Większość osób w wieku poniżej 16 lat również nie może być testowana na obecność wirusa, szczególnie w obszarach o niskich dochodach, które są głównie czarne i latynoskie. Na przykład młodsze rodzeństwo Carlosa Avilésa wykazywało objawy choroby, ale nie można było go przetestować.
Problem polega na tym, że nie mamy wystarczających dowodów, powiedziała dr Susana Álvarez, pediatra z ACCESS Family Health Center w Melrose Park i lekarz z rodziny Aviles.

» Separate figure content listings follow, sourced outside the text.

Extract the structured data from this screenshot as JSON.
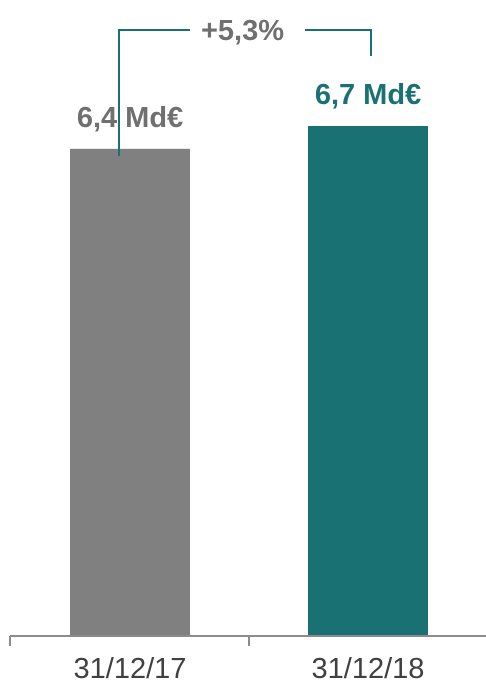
{
  "chart_data": {
    "type": "bar",
    "categories": [
      "31/12/17",
      "31/12/18"
    ],
    "values": [
      6.4,
      6.7
    ],
    "data_labels": [
      "6,4 Md€",
      "6,7 Md€"
    ],
    "bar_colors": [
      "#808080",
      "#1a7173"
    ],
    "label_colors": [
      "#707070",
      "#1a7173"
    ],
    "ylim": [
      0,
      6.7
    ],
    "grid": false,
    "legend": "none",
    "annotation": {
      "text": "+5,3%",
      "color": "#1a7173",
      "text_color": "#707070"
    },
    "axis_color": "#8c8c8c"
  }
}
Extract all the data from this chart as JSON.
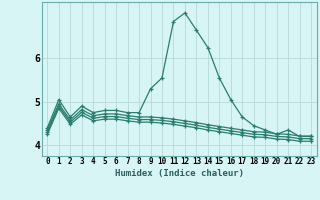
{
  "xlabel": "Humidex (Indice chaleur)",
  "bg_color": "#d8f5f5",
  "line_color": "#2a7d6e",
  "grid_color_major": "#b8d8d8",
  "grid_color_minor": "#c8e8e8",
  "xlim": [
    -0.5,
    23.5
  ],
  "ylim": [
    3.75,
    7.3
  ],
  "xtick_labels": [
    "0",
    "1",
    "2",
    "3",
    "4",
    "5",
    "6",
    "7",
    "8",
    "9",
    "10",
    "11",
    "12",
    "13",
    "14",
    "15",
    "16",
    "17",
    "18",
    "19",
    "20",
    "21",
    "22",
    "23"
  ],
  "ytick_labels": [
    "4",
    "5",
    "6"
  ],
  "ytick_vals": [
    4,
    5,
    6
  ],
  "series": [
    [
      4.4,
      5.05,
      4.65,
      4.9,
      4.75,
      4.8,
      4.8,
      4.75,
      4.75,
      5.3,
      5.55,
      6.85,
      7.05,
      6.65,
      6.25,
      5.55,
      5.05,
      4.65,
      4.45,
      4.35,
      4.25,
      4.35,
      4.2,
      4.2
    ],
    [
      4.35,
      4.95,
      4.58,
      4.82,
      4.68,
      4.72,
      4.72,
      4.68,
      4.65,
      4.65,
      4.63,
      4.6,
      4.56,
      4.52,
      4.47,
      4.43,
      4.39,
      4.35,
      4.31,
      4.3,
      4.26,
      4.25,
      4.21,
      4.21
    ],
    [
      4.3,
      4.9,
      4.53,
      4.76,
      4.62,
      4.66,
      4.66,
      4.62,
      4.59,
      4.59,
      4.57,
      4.54,
      4.5,
      4.46,
      4.41,
      4.37,
      4.33,
      4.29,
      4.25,
      4.24,
      4.2,
      4.19,
      4.15,
      4.15
    ],
    [
      4.25,
      4.85,
      4.48,
      4.7,
      4.56,
      4.6,
      4.6,
      4.56,
      4.53,
      4.53,
      4.51,
      4.48,
      4.44,
      4.4,
      4.35,
      4.31,
      4.27,
      4.23,
      4.19,
      4.18,
      4.14,
      4.13,
      4.09,
      4.09
    ]
  ]
}
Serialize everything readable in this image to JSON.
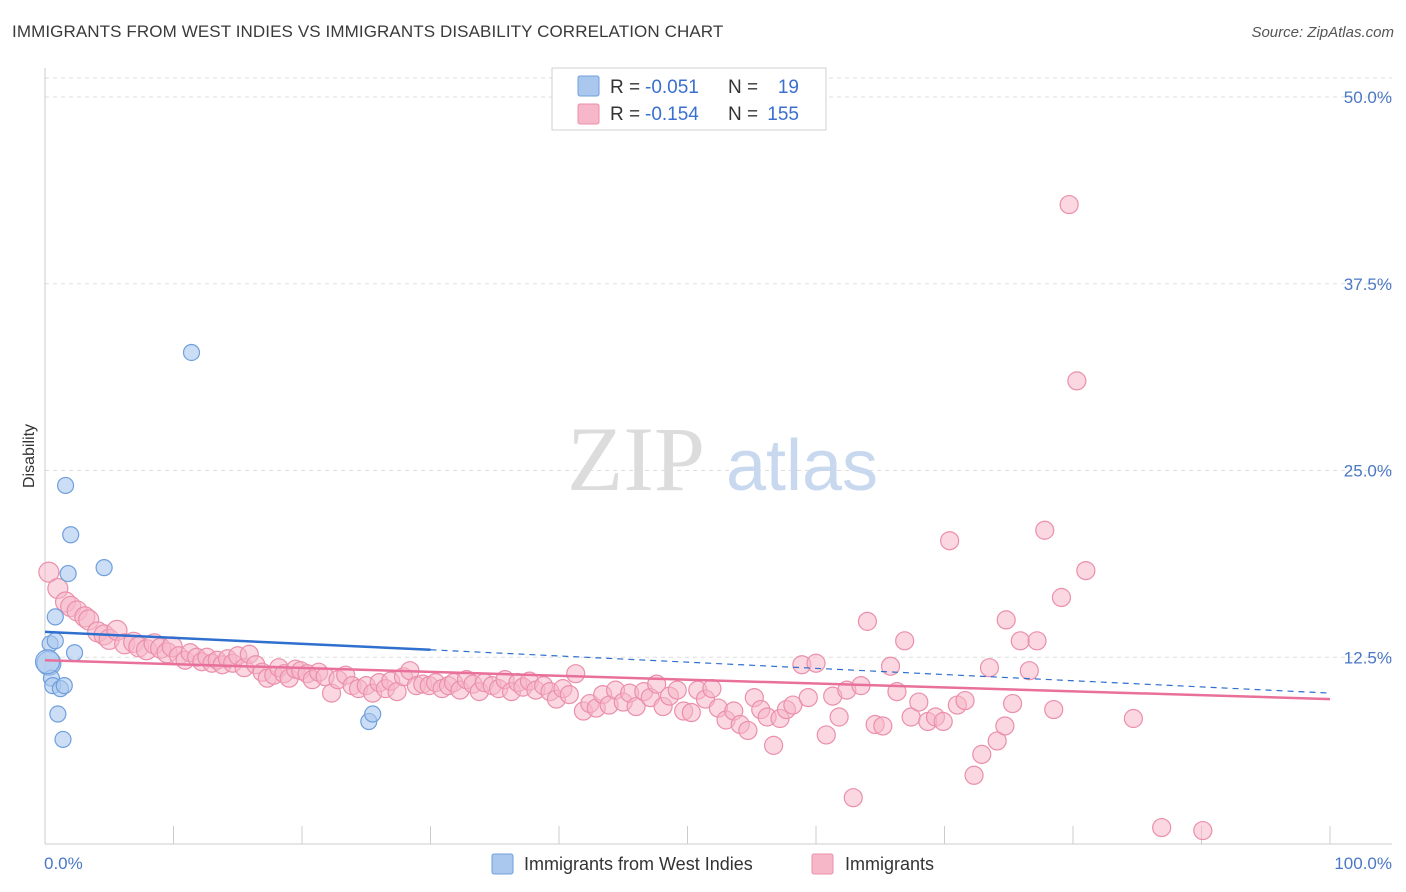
{
  "title": "IMMIGRANTS FROM WEST INDIES VS IMMIGRANTS DISABILITY CORRELATION CHART",
  "source": "Source: ZipAtlas.com",
  "watermark": {
    "zip": "ZIP",
    "atlas": "atlas"
  },
  "colors": {
    "blue_fill": "#aac8ee",
    "blue_stroke": "#6f9fdc",
    "blue_line": "#2f6fce",
    "pink_fill": "#f6b7c9",
    "pink_stroke": "#eb8fab",
    "pink_line": "#e8709a",
    "tick_text": "#4a78c4",
    "grid": "#dddddd"
  },
  "legend": {
    "rows": [
      {
        "r_label": "R =",
        "r_value": "-0.051",
        "n_label": "N =",
        "n_value": "19"
      },
      {
        "r_label": "R =",
        "r_value": "-0.154",
        "n_label": "N =",
        "n_value": "155"
      }
    ]
  },
  "chart_data": {
    "type": "scatter",
    "ylabel": "Disability",
    "xlim": [
      0,
      100
    ],
    "ylim": [
      0,
      50
    ],
    "x_tick_labels": [
      "0.0%",
      "100.0%"
    ],
    "y_ticks": [
      12.5,
      25.0,
      37.5,
      50.0
    ],
    "y_tick_labels": [
      "12.5%",
      "25.0%",
      "37.5%",
      "50.0%"
    ],
    "grid": true,
    "legend_position": "top-center",
    "series": [
      {
        "name": "Immigrants from West Indies",
        "color": "#aac8ee",
        "trend": {
          "x0": 0,
          "y0": 14.2,
          "x1": 30,
          "y1": 13.0,
          "dashed_to_x": 100,
          "dashed_to_y": 10.1
        },
        "points": [
          [
            0.3,
            12.1
          ],
          [
            0.4,
            13.4
          ],
          [
            0.5,
            11.1
          ],
          [
            0.6,
            10.6
          ],
          [
            0.8,
            15.2
          ],
          [
            0.8,
            13.6
          ],
          [
            1.0,
            8.7
          ],
          [
            1.2,
            10.4
          ],
          [
            1.4,
            7.0
          ],
          [
            1.5,
            10.6
          ],
          [
            1.6,
            24.0
          ],
          [
            1.8,
            18.1
          ],
          [
            2.0,
            20.7
          ],
          [
            2.3,
            12.8
          ],
          [
            4.6,
            18.5
          ],
          [
            11.4,
            32.9
          ],
          [
            25.2,
            8.2
          ],
          [
            25.5,
            8.7
          ],
          [
            0.2,
            12.2
          ]
        ]
      },
      {
        "name": "Immigrants",
        "color": "#f6b7c9",
        "trend": {
          "x0": 0,
          "y0": 12.3,
          "x1": 100,
          "y1": 9.7
        },
        "points": [
          [
            0.3,
            18.2
          ],
          [
            1.0,
            17.1
          ],
          [
            1.6,
            16.2
          ],
          [
            2.0,
            15.9
          ],
          [
            2.5,
            15.6
          ],
          [
            3.1,
            15.2
          ],
          [
            3.4,
            15.0
          ],
          [
            4.1,
            14.2
          ],
          [
            4.6,
            14.0
          ],
          [
            5.0,
            13.7
          ],
          [
            5.6,
            14.3
          ],
          [
            6.2,
            13.4
          ],
          [
            6.9,
            13.5
          ],
          [
            7.3,
            13.2
          ],
          [
            7.9,
            13.0
          ],
          [
            8.5,
            13.4
          ],
          [
            9.0,
            13.1
          ],
          [
            9.5,
            12.8
          ],
          [
            9.9,
            13.2
          ],
          [
            10.4,
            12.6
          ],
          [
            10.9,
            12.3
          ],
          [
            11.3,
            12.8
          ],
          [
            11.8,
            12.5
          ],
          [
            12.2,
            12.2
          ],
          [
            12.6,
            12.5
          ],
          [
            13.0,
            12.1
          ],
          [
            13.4,
            12.3
          ],
          [
            13.8,
            12.0
          ],
          [
            14.2,
            12.4
          ],
          [
            14.6,
            12.1
          ],
          [
            15.0,
            12.6
          ],
          [
            15.5,
            11.8
          ],
          [
            15.9,
            12.7
          ],
          [
            16.4,
            12.0
          ],
          [
            16.9,
            11.5
          ],
          [
            17.3,
            11.1
          ],
          [
            17.8,
            11.3
          ],
          [
            18.2,
            11.8
          ],
          [
            18.6,
            11.4
          ],
          [
            19.0,
            11.1
          ],
          [
            19.5,
            11.7
          ],
          [
            19.9,
            11.6
          ],
          [
            20.4,
            11.4
          ],
          [
            20.8,
            11.0
          ],
          [
            21.3,
            11.5
          ],
          [
            21.8,
            11.2
          ],
          [
            22.3,
            10.1
          ],
          [
            22.8,
            11.0
          ],
          [
            23.4,
            11.3
          ],
          [
            23.9,
            10.6
          ],
          [
            24.4,
            10.4
          ],
          [
            25.0,
            10.6
          ],
          [
            25.5,
            10.1
          ],
          [
            26.0,
            10.8
          ],
          [
            26.5,
            10.4
          ],
          [
            26.9,
            10.9
          ],
          [
            27.4,
            10.2
          ],
          [
            27.9,
            11.2
          ],
          [
            28.4,
            11.6
          ],
          [
            28.9,
            10.6
          ],
          [
            29.4,
            10.7
          ],
          [
            29.9,
            10.6
          ],
          [
            30.4,
            10.8
          ],
          [
            30.9,
            10.4
          ],
          [
            31.4,
            10.6
          ],
          [
            31.8,
            10.8
          ],
          [
            32.3,
            10.3
          ],
          [
            32.8,
            11.0
          ],
          [
            33.3,
            10.7
          ],
          [
            33.8,
            10.2
          ],
          [
            34.2,
            10.8
          ],
          [
            34.8,
            10.6
          ],
          [
            35.3,
            10.4
          ],
          [
            35.8,
            11.0
          ],
          [
            36.3,
            10.2
          ],
          [
            36.8,
            10.8
          ],
          [
            37.2,
            10.5
          ],
          [
            37.7,
            10.9
          ],
          [
            38.2,
            10.3
          ],
          [
            38.8,
            10.6
          ],
          [
            39.3,
            10.2
          ],
          [
            39.8,
            9.7
          ],
          [
            40.3,
            10.4
          ],
          [
            40.8,
            10.0
          ],
          [
            41.3,
            11.4
          ],
          [
            41.9,
            8.9
          ],
          [
            42.4,
            9.4
          ],
          [
            42.9,
            9.1
          ],
          [
            43.4,
            10.0
          ],
          [
            43.9,
            9.3
          ],
          [
            44.4,
            10.3
          ],
          [
            45.0,
            9.5
          ],
          [
            45.5,
            10.1
          ],
          [
            46.0,
            9.2
          ],
          [
            46.6,
            10.2
          ],
          [
            47.1,
            9.8
          ],
          [
            47.6,
            10.7
          ],
          [
            48.1,
            9.2
          ],
          [
            48.6,
            9.9
          ],
          [
            49.2,
            10.3
          ],
          [
            49.7,
            8.9
          ],
          [
            50.3,
            8.8
          ],
          [
            50.8,
            10.3
          ],
          [
            51.4,
            9.7
          ],
          [
            51.9,
            10.4
          ],
          [
            52.4,
            9.1
          ],
          [
            53.0,
            8.3
          ],
          [
            53.6,
            8.9
          ],
          [
            54.1,
            8.0
          ],
          [
            54.7,
            7.6
          ],
          [
            55.2,
            9.8
          ],
          [
            55.7,
            9.0
          ],
          [
            56.2,
            8.5
          ],
          [
            56.7,
            6.6
          ],
          [
            57.2,
            8.4
          ],
          [
            57.7,
            9.0
          ],
          [
            58.2,
            9.3
          ],
          [
            58.9,
            12.0
          ],
          [
            59.4,
            9.8
          ],
          [
            60.0,
            12.1
          ],
          [
            60.8,
            7.3
          ],
          [
            61.3,
            9.9
          ],
          [
            61.8,
            8.5
          ],
          [
            62.4,
            10.3
          ],
          [
            62.9,
            3.1
          ],
          [
            63.5,
            10.6
          ],
          [
            64.0,
            14.9
          ],
          [
            64.6,
            8.0
          ],
          [
            65.2,
            7.9
          ],
          [
            65.8,
            11.9
          ],
          [
            66.3,
            10.2
          ],
          [
            66.9,
            13.6
          ],
          [
            67.4,
            8.5
          ],
          [
            68.0,
            9.5
          ],
          [
            68.7,
            8.2
          ],
          [
            69.3,
            8.5
          ],
          [
            69.9,
            8.2
          ],
          [
            70.4,
            20.3
          ],
          [
            71.0,
            9.3
          ],
          [
            71.6,
            9.6
          ],
          [
            72.3,
            4.6
          ],
          [
            72.9,
            6.0
          ],
          [
            73.5,
            11.8
          ],
          [
            74.1,
            6.9
          ],
          [
            74.7,
            7.9
          ],
          [
            75.3,
            9.4
          ],
          [
            75.9,
            13.6
          ],
          [
            76.6,
            11.6
          ],
          [
            77.2,
            13.6
          ],
          [
            77.8,
            21.0
          ],
          [
            78.5,
            9.0
          ],
          [
            79.1,
            16.5
          ],
          [
            79.7,
            42.8
          ],
          [
            80.3,
            31.0
          ],
          [
            81.0,
            18.3
          ],
          [
            84.7,
            8.4
          ],
          [
            86.9,
            1.1
          ],
          [
            90.1,
            0.9
          ],
          [
            74.8,
            15.0
          ]
        ]
      }
    ]
  }
}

ACCESS Community Health rozpoczęło w zeszłym tygodniu testowanie pacjentów w wieku 12 lat pod kątem koronawirusa. Znalezienie wirusa wśród latynoskich dzieci ma kluczowe znaczenie dla kontrolowania epidemii, gdy gospodarka się otwiera, a pracujące rodziny zdają sobie sprawę ze swoich potrzeb w zakresie opieki nad dziećmi, powiedział dr Allison Bartlett, ekspert w dziedzinie chorób zakaźnych u dzieci w School of Medicine z Uniwersytetu w Chicago.
Powiedział, że w związku z odwołaniem zajęć w szkołach i presjami rodziców na ponowne wyjście do pracy, wiele dzieci znajdzie się pod opieką babci lub innego krewnego, któremu grozi zachorowanie. Ludzie mają do podjęcia bardzo trudne decyzje.